A decade after the discovery of RNAi mechanism in 1993, the pharmaceutical sector heavily invested in the research and development of siRNA therapy. There are several advantages that this therapy has over small molecules and antibodies. It can be administered quarterly or every six months. Another advantage is that, unlike small molecule and monoclonal antibodies that need to recognize specific conformation of a protein, siRNA functions by Watson-Crick basepairing with mRNA. Therefore, any target molecule that needs to be treated with high affinity and specificity can be selected if the right nucleotide sequence is available. Listed below are some of approved therapies or therapies in pipeline.

Alnylam Pharmaceuticals

In 2018, Alnylam Pharmaceuticals became the first company to have a siRNA therapy approved by the FDA. Onpattro (patisiran) was approved for the treatment of polyneuropathy of hereditary transthyretin-mediated (hATTR) amyloidosis in adults. hATTR is a rare, progressively debilitating condition. During hATTR amyloidosis, misfolded transthyretin (TTR) protein is deposited in the extracellular space. Under typical folding conditions, TTR tetramers are made up of four monomers. Hereditary ATTR amyloidosis is caused by a fault or mutation in the transthyretin (TTR) gene which is inherited. Changing just one amino-acid changes the tetrameric transthyretin proteins, resulting in unstable tetrameric transthyretin protein that aggregates in monomers and forms insoluble extracellular amyloid deposits. Amyloid buildup in various organ systems causes cardiomyopathy, polyneuropathy, gastrointestinal dysfunction. It affects 50,000 people worldwide. To deliver the drug directly to the liver, siRNA is encased in a lipid nanoparticle. The siRNA molecule halts the production of amyloid proteins by interfering with the RNA production of abnormal TTR proteins. This prevents the accumulation of these proteins in different organs of the body and helps the patients manage this disease.

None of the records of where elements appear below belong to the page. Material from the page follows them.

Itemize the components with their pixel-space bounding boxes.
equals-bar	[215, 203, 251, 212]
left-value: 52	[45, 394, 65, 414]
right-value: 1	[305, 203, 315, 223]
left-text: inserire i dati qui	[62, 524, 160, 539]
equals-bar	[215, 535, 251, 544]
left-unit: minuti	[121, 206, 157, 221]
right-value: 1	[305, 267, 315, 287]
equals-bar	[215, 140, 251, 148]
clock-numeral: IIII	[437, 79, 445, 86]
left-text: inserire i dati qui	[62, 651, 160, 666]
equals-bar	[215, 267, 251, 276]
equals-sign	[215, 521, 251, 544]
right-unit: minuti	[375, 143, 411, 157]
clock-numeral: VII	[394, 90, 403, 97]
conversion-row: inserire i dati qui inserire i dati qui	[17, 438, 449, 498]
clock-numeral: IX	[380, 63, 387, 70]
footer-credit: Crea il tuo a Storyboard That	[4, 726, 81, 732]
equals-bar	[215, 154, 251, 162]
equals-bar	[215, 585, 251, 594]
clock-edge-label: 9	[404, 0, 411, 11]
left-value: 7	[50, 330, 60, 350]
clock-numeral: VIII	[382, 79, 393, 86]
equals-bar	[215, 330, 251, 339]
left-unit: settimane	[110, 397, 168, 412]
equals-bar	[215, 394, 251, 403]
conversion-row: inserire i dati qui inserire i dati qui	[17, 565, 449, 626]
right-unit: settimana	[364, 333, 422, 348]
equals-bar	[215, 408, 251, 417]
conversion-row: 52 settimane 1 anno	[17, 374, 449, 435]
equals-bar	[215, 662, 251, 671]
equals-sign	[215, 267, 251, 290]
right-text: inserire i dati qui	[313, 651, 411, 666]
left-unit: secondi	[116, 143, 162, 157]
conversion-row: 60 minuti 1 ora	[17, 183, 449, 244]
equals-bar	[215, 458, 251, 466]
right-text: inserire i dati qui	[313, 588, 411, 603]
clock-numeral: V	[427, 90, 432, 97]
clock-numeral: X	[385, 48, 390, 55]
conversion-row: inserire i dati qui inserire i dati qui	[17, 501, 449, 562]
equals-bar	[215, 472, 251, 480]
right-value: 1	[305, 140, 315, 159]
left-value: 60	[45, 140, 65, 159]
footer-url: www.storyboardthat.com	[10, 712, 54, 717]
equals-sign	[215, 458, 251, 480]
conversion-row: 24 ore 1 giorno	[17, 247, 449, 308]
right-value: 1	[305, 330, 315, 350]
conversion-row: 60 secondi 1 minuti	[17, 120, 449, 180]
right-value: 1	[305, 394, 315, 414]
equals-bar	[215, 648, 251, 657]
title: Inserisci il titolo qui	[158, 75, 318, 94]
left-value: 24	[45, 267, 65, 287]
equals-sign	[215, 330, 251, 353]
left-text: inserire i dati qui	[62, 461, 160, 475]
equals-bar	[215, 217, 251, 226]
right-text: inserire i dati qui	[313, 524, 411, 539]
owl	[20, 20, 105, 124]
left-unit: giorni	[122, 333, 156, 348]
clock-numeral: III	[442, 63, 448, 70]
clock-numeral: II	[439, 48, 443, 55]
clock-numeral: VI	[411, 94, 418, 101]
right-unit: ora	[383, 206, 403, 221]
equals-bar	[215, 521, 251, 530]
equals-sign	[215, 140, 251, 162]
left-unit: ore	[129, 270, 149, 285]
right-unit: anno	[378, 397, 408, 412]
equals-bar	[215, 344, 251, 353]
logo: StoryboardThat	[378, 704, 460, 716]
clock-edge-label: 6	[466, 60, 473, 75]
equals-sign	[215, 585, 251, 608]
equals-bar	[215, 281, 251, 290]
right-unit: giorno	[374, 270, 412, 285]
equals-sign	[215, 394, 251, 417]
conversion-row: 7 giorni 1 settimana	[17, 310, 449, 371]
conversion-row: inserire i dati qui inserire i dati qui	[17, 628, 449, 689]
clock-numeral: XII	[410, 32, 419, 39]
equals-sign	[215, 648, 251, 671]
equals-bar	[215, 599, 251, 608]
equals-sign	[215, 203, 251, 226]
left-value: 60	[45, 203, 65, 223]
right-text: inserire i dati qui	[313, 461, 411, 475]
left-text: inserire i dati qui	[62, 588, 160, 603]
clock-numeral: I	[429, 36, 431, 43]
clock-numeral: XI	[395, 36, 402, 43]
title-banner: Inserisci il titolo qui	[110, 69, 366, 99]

Traditionally, liver transplantation has been the standard treatment for hereditary transthyretin amyloidosis, however its effectiveness may be limited by the persistent deposition of wild-type transthyretin amyloid after transplantation. There are also small molecule medications that provide temporary relief. Before Onpattro was released, the treatment options for hATTR were limited. After the approval of Onpattro, FDA awarded Alnylam with the Breakthrough Therapy Designation, which is given to drugs that are intended to treat a serious condition and are a substantial improvement over any available therapy. It was also awarded Orphan Drug Designations given to those treatments that are intended to safely treat conditions affecting less than 200,000 people.

Along with Onpattro, another RNA interference therapeutic drug has also been discovered (Partisiran) which has property of inhibiting hepatic synthesis of transthyretin. Target messenger RNA (mRNA) is cleaved as a result by tiny interfering RNAs coupled to the RNA-induced silencing complex. Patisiran, an investigational RNAi therapeutic drug, uses this process to decrease the production of mutant and wild-type transthyretin by cleaving on 3-untranslated region of transthyretin mRNA.

In 2019, FDA approved the second RNAi therapy, Givlaari (givosiran) used to treat acute hepatic porphyria (AHP). The disease is caused due to the accumulation of toxic porphobilinogen (PBG) molecules which are formed during the production of heme. These molecules accumulate in different organs and this can lead to the symptoms or attacks of AHP.

Givlaari is an siRNA drug that downregulates the expression of aminolevulinic acid synthase 1 (ALAS1), a liver enzyme involved in an early step in heme production. The downregulation of ALAS1 lowers the levels of neurotoxic intermediates that cause AHP symptoms.

Other companies that have had success in developing a pipeline of siRNA therapies are Dicerna Pharmaceuticals, partnered Eli Lilly and Company and Arrowhead Pharmaceuticals partnered with Johnson and Johnson. Several other big pharmaceutical companies such as Amgen and AstraZeneca have also invested heavily in siRNA therapies as they see the potential success of this area of biological drugs.